O Rio Grande do Sul tem 86 mil candidatos inscritos, e as provas seriam realizados em 10 cidades - algumas em situação de emergência. O adiamento foi acatado após o apelo de autoridades gaúchas.

Em entrevista, o ministro', do Canal Gov, Paulo Pimenta afirmou que a decisão de adiar o CNU custaria cerca de R$ 50 milhões aos cofres públicos.

A possibilidade de adiamento do concurso tem um custo de R$ 50 milhões”, disse o ministro nesta sexta-feira (3).

TRAGÉDIA NO RIO GRANDE DO SUL

Fortes chuvas atingem o Rio Grande do Sul desde o início desta semana. Os eventos climáticos intensos fizeram o governo local decretar estado de calamidade pública. Até o início desta manhã de sexta-feira (3), 31 óbitos e 74 desaparecidos foram registrados no território gaúcho.

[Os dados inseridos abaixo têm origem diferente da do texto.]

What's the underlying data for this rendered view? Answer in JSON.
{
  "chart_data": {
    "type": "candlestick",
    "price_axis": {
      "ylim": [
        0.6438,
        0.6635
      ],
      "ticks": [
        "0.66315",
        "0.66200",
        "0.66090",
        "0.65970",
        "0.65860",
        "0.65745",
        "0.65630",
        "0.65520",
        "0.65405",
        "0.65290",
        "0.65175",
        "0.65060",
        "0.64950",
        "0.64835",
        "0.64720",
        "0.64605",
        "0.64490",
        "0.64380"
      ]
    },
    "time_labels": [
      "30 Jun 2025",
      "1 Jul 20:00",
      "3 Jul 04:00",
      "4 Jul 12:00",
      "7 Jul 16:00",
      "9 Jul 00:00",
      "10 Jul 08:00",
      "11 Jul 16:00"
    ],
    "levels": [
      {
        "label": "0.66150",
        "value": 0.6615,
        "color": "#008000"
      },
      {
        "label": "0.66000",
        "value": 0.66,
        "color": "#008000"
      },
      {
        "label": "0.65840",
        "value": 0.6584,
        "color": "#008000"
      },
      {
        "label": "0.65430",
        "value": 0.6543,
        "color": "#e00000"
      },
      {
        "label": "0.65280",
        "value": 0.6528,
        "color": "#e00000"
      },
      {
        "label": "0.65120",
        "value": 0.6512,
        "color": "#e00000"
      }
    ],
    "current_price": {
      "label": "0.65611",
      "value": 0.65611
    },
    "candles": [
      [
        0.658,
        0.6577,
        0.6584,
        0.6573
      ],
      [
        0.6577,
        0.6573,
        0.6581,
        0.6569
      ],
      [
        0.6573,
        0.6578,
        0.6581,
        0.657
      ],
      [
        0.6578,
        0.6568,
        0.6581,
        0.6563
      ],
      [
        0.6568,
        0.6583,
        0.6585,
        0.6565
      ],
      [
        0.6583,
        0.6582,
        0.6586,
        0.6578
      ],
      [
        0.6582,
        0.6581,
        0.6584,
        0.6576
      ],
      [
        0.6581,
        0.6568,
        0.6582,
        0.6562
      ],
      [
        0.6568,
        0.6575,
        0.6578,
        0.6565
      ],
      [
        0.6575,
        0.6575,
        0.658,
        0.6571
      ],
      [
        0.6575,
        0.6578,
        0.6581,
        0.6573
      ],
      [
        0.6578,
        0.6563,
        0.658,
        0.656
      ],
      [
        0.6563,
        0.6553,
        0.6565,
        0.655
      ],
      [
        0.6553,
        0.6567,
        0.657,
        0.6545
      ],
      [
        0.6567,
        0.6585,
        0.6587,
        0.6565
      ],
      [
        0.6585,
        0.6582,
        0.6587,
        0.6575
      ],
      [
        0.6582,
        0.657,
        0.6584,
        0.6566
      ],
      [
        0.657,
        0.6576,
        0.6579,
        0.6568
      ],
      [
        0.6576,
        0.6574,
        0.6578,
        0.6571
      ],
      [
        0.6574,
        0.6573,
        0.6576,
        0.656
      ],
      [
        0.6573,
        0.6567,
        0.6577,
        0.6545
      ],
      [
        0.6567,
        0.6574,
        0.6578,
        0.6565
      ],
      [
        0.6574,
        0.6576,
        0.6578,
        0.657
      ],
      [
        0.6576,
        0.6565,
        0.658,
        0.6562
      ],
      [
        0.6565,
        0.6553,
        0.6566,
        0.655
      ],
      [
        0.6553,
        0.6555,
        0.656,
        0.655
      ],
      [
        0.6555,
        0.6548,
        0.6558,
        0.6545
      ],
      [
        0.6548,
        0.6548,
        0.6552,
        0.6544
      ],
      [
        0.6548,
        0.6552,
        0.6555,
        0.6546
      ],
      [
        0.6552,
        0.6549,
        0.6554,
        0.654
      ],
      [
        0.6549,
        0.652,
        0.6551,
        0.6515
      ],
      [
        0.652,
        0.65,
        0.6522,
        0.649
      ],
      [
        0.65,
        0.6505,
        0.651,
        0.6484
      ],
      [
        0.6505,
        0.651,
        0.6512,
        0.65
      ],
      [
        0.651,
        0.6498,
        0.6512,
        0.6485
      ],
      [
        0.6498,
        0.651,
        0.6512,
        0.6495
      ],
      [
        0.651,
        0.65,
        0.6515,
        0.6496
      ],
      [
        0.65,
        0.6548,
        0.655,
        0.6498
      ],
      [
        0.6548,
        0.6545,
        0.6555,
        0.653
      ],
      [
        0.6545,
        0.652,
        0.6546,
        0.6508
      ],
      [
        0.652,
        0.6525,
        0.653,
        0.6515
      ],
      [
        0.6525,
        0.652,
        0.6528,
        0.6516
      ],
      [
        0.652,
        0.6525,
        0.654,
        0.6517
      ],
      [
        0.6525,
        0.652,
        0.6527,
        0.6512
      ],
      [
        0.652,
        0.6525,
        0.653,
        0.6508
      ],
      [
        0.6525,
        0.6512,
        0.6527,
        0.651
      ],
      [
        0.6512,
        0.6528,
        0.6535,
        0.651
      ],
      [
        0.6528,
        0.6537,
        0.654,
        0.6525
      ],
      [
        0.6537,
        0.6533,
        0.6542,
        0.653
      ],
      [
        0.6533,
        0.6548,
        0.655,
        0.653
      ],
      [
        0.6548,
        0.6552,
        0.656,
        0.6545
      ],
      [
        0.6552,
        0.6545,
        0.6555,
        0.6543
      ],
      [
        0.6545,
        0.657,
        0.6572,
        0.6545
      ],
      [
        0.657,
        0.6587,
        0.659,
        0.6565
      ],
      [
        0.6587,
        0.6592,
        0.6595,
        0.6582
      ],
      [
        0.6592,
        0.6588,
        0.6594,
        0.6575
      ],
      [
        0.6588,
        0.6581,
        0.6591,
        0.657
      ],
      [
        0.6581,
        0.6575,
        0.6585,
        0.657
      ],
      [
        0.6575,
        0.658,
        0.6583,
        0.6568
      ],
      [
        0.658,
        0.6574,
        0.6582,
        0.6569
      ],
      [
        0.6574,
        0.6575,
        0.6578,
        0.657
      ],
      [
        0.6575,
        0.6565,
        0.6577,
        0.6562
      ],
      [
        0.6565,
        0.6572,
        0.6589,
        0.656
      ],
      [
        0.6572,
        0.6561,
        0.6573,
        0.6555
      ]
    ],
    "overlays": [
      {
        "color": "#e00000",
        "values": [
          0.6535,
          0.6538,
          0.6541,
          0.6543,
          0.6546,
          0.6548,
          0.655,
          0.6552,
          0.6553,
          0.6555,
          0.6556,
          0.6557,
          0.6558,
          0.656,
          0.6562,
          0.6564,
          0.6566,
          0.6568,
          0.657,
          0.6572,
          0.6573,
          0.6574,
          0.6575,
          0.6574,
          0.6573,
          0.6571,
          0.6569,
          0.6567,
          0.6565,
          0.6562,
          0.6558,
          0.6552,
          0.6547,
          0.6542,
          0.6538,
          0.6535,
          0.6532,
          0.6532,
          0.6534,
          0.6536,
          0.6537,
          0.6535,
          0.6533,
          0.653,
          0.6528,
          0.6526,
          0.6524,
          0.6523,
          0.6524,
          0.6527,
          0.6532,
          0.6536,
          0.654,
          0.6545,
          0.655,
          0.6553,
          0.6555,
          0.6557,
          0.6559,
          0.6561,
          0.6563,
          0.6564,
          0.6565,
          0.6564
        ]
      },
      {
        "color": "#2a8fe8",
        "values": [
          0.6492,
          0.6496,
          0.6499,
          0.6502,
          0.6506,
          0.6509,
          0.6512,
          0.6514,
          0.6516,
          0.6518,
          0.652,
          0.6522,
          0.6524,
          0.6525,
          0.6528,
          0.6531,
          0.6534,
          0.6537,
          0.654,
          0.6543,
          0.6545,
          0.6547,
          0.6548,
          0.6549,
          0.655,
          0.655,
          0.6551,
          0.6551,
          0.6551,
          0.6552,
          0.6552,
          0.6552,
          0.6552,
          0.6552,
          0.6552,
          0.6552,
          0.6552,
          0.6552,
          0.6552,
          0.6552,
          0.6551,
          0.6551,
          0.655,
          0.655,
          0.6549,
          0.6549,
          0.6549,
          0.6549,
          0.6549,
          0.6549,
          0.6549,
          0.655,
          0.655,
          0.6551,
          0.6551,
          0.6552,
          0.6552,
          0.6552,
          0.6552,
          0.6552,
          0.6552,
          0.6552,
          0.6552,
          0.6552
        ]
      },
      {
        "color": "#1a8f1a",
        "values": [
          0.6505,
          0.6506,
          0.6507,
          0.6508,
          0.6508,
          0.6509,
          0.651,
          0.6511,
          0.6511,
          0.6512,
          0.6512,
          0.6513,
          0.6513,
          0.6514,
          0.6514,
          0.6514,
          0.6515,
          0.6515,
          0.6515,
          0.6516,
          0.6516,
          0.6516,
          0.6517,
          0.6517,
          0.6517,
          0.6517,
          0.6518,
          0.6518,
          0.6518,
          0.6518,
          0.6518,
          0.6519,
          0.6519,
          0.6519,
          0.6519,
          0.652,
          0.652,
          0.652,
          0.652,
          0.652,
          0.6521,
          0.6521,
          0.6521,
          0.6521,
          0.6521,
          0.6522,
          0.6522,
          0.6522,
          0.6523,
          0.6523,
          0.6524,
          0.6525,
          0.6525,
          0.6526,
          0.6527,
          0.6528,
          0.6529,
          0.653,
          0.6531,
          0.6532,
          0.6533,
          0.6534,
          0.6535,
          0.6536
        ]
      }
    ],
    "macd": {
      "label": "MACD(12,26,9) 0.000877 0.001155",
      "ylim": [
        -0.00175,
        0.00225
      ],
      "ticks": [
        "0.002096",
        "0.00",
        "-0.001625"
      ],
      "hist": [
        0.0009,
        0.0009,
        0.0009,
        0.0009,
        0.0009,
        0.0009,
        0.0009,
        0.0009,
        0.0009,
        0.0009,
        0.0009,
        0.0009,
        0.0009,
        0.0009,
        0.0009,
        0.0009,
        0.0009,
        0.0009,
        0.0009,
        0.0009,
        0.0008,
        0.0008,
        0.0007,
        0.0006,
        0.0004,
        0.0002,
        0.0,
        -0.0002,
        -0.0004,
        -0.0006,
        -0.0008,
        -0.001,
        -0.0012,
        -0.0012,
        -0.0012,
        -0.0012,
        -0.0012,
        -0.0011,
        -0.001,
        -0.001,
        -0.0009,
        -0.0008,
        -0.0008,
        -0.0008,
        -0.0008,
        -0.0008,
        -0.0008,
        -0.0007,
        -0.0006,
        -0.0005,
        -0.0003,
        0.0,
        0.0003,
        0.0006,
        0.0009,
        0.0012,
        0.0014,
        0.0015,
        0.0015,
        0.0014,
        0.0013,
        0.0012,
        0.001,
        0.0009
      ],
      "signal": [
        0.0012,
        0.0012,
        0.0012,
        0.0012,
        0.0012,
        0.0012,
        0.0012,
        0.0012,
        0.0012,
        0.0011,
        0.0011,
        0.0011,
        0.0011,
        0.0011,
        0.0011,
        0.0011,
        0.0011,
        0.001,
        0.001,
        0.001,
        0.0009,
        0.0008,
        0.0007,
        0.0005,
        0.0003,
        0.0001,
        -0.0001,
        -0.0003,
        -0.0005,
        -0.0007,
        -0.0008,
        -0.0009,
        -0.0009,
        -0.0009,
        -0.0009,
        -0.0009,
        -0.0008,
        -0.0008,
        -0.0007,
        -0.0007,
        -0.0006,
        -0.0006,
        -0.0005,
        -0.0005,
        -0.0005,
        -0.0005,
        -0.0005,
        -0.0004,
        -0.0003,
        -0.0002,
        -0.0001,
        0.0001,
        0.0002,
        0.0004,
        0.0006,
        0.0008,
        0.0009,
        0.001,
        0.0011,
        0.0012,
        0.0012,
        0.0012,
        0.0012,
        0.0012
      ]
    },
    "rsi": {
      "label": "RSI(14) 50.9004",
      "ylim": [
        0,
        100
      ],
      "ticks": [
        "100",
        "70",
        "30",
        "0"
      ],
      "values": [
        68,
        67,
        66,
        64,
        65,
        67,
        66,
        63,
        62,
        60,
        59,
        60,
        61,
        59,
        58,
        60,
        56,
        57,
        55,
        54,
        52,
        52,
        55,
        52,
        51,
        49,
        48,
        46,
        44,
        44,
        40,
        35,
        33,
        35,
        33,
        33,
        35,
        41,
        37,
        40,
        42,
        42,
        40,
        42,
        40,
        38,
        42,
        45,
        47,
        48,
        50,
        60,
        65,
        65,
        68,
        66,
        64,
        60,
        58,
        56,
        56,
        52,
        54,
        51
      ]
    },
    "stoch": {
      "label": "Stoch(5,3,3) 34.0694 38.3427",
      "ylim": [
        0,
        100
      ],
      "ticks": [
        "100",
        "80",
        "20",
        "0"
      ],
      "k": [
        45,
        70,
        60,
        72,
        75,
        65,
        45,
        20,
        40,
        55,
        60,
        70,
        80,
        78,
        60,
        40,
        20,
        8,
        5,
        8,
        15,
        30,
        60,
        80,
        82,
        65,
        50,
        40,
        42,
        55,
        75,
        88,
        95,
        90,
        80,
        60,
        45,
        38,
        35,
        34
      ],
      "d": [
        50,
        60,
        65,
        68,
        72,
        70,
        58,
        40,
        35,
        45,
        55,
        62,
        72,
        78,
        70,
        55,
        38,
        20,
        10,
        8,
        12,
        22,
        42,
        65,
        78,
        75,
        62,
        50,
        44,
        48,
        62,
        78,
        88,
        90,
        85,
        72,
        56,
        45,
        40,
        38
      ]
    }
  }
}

Segundo a Defesa Civil estadual, 235 dos 497 municípios são afetados pelos fenômenos, que incluem temporais, alagamentos, ventos fortes, descargas elétricas, risco de granizo, rompimento de barragem, elevação do nível de rios e inundações severas.

Em relação à infraestrutura, o Rio Grande do Sul tem 280 mil pontos sem energia elétrica, 304 mil clientes sem abastecimento de água, além de dezenas de municípios parcialmente ou sem serviços de telefonia e de internet, conforme o boletim da Defesa Civil desta sexta.

As chuvas que atingem o estado provocam danos e alterações no tráfego nas rodovias estaduais gaúchas. Cerca de 154 trechos em 68 rodovias registram com bloqueios totais e parciais, entre estradas e pontes.